Where the crawdads sing, de Delia Owens.

Where the crawdads sing

L'ouvrage:
Barkley Cove, petit village de Caroline du Nord.
1952. Ce matin-là, Kya, six ans, entend la porte de la cabane où elle vit se fermer. Elle a le temps de voir partir sa mère. Elle se dit que celle-ci va faire des courses, et qu'il y aura peut-être un bon poulet au déjeuner. Seulement, les heures passent, et sa mère ne revient pas.

1969. Le corps de Chase Andrews est retrouvé. Il est tombé d'une tour. Le shérif s'étonne qu'il n'y ait aucune empreinte de pas. Chase aurait-il été poussé par quelqu'un qui, ensuite, aurait couvert ses traces?

Critique:
Ce roman m'a beaucoup plu. Avec justesse, Delia Owens décrit la vie de Kya. Progressivement abandonnée par les siens, la fillette doit apprendre à se débrouiller seule. J'ai été surprise qu'elle fasse preuve d'une telle force de caractère, et qu'elle parvienne à tirer son épingle du jeu. Elle subit les préjugés des gens parce qu'elle vit seule dans une cabane au coeur d'un marécage. On imagine savoir ce qu'elle est sans avoir cherché à la connaître. Heureusement, certains font fi des préjugés, et la traitent normalement. Au long du roman, on la voit réagir aux joies et aux peines que lui présente la vie. Si j'ai désapprouvé certains de ses choix, je les comprenais. C'était facile pour moi de penser: «Non non, ne fais pas ça!», je n'étais pas à sa place. De toute façon, elle est très attachante, et stupéfie par son bon jugement, sa soif de connaissances, son appétit de vivre, et sa combativité.

Je n'ai pas éprouvé beaucoup de compassion pour le père de l'héroïne. Certes, il a connu des déboires, mais les faire payer à des innocents n'est pas excusable.
J'ai tout de suite éprouvé de l'antipathie pour Chase Andrews. On ne le voit jamais sous un très bon jour, et il est très facile de connaître ses réelles intentions.
J'ai beaucoup apprécié Jody et Tate, tout en déplorant leurs failles. Pourtant, ces failles, et surtout le fait qu'ils se les reprochent, les rendent humains.
Quant à la mère de Kya... je ne sais pas trop quoi en penser... Je comprends ce qui l'a poussée à agir comme elle l'a fait, mais je regrette qu'elle n'ait pas emmené ses enfants. Si elle l'avait fait, Kya n'aurait pas été livrée à elle-même. Oui, mais alors, elle ne serait peut-être pas devenue si intéressante, n'aurait peut-être pas acquis tant d'autonomie, de connaissances...

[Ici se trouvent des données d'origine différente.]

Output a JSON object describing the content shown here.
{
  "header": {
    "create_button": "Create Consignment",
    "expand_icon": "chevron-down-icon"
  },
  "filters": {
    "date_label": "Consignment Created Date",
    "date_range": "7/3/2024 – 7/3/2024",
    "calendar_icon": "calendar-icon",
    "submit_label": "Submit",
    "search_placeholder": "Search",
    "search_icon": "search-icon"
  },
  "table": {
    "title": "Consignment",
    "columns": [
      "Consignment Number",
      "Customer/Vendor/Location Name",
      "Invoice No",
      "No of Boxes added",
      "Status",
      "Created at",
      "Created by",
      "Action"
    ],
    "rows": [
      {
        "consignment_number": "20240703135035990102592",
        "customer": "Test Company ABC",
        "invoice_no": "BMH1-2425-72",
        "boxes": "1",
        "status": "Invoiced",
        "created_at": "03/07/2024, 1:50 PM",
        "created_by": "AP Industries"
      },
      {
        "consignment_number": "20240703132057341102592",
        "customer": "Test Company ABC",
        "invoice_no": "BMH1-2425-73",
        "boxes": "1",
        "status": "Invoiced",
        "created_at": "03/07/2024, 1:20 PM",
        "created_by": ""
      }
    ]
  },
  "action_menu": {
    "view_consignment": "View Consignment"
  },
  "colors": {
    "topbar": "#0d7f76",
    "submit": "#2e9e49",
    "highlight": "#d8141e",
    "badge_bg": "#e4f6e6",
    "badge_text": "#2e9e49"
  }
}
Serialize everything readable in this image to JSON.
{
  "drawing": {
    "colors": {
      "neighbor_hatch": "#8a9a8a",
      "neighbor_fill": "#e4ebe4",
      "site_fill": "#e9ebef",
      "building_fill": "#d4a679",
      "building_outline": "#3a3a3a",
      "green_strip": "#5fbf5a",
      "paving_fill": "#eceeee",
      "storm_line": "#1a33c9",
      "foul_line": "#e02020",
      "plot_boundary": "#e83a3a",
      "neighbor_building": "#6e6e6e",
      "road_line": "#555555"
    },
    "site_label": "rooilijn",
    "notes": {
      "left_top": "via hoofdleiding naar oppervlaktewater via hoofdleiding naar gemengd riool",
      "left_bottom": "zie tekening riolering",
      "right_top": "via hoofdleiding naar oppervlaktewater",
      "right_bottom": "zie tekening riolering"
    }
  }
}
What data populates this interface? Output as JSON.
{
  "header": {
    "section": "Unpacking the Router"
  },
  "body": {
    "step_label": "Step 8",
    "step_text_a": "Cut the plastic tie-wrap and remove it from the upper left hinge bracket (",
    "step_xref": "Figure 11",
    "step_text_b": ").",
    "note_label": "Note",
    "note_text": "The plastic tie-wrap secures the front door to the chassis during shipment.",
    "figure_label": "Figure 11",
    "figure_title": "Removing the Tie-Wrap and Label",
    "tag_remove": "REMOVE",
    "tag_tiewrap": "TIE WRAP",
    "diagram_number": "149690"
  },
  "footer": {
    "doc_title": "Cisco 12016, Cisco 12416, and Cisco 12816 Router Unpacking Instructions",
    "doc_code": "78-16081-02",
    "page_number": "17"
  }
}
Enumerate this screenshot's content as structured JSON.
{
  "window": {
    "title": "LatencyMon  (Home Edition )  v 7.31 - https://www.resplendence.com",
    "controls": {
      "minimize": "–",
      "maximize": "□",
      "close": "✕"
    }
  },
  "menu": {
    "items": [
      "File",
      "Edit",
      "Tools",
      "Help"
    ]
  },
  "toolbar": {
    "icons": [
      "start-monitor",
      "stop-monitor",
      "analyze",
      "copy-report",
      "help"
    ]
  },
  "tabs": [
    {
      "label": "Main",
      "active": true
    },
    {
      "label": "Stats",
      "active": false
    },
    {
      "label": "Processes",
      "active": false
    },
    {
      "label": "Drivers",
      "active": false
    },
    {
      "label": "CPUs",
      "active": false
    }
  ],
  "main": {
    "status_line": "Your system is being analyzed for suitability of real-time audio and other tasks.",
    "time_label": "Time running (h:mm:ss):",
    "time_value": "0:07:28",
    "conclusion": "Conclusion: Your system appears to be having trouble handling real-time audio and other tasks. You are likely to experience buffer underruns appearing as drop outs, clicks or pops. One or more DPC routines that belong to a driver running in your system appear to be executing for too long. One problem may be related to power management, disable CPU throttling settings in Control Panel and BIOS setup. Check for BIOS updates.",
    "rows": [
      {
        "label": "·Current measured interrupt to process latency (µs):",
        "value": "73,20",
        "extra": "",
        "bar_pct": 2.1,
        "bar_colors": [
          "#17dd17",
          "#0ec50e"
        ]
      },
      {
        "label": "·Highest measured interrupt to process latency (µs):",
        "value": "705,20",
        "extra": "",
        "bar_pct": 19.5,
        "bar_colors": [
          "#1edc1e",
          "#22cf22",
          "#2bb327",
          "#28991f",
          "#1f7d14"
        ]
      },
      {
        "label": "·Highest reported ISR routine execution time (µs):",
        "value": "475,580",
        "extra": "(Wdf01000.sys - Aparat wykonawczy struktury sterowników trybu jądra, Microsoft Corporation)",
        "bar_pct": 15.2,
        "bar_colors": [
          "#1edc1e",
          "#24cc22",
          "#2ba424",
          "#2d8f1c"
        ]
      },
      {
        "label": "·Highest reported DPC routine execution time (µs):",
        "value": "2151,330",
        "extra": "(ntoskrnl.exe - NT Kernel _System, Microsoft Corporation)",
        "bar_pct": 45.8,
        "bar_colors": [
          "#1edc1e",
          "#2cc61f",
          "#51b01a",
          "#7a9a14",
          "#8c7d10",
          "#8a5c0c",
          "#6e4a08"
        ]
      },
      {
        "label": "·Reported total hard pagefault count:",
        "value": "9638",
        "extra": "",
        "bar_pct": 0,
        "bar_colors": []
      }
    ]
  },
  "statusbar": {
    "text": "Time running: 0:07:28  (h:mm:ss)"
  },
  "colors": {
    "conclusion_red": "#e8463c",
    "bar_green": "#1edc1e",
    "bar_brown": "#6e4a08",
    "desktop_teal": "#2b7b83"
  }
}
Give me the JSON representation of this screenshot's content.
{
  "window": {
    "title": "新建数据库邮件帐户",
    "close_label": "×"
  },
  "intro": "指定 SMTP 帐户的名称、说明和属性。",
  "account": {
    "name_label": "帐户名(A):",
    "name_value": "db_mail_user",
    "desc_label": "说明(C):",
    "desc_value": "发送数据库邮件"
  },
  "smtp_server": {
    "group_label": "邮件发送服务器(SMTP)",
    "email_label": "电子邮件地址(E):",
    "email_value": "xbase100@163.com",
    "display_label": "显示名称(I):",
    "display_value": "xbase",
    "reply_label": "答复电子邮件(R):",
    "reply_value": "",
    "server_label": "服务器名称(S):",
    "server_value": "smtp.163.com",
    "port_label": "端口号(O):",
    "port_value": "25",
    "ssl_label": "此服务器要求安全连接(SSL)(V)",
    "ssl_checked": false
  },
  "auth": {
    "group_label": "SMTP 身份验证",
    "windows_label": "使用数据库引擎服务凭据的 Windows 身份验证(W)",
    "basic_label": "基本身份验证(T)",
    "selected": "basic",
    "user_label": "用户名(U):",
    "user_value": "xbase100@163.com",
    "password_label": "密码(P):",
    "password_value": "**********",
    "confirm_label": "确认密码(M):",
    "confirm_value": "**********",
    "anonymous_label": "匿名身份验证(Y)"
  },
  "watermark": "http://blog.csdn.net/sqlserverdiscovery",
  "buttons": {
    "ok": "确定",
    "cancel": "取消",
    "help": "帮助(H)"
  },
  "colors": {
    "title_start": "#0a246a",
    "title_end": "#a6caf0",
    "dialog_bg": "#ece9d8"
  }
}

Afficher Attention, je dévoile des éléments clés.Masquer Attention, je dévoile des éléments clés.

J'ai très vite été persuadée que Kya n'avait pas tué Chase. Certains éléments de son procès ont renforcé ma conviction. D'abord, il est prouvé qu'elle n'aurait pas eu le temps d'aller le tuer, puis de retourner à l'arrêt de bus pour prendre le véhicule en partance pour Greenville. Ensuite, s'il est établi qu'elle a pu sortir de l'hôtel de Greenville alors que le réceptionniste était occupé, comment aurait-elle pu choisir, pour y retourner, un autre instant où il était occupé? Elle ne pouvait rien voir de ses activités à moins d'entrer dans l'hôtel. Je trouve bien que Tate ait découvert la culpabilité de Kya après la mort de cette dernière, car il n'est pas obligé de se débattre entre son amour et sa conscience, mais j'aurais préféré que l'héroïne en fasse un récit circonstancié. Pourquoi l'a-t-elle tué? A-t-il réessayé de la violer? Comment se fait-il qu'elle n'ait jamais rien dit à Tate? Outre les incohérences que cela engendre par rapport à ce qui est démontré au procès, j'aurais voulu que quelqu'un d'autre (de préférence une personne que je n'aimais pas) soit coupable. Pour moi, ce meurtre ne va pas au caractère de Kya. Qu'elle l'ait tué sous le coup de la colère, parce qu'il tentait de la violer, j'aurais pu le comprendre. Mais ce meurtre était prémédité.

Un roman abouti, des personnages réalistes (malgré mes petits reproches), une intrigue sans temps morts.

La version audio que j'ai entendue a été enregistrée par Cassandra Campbell pour les éditions Penguin Random House Audio.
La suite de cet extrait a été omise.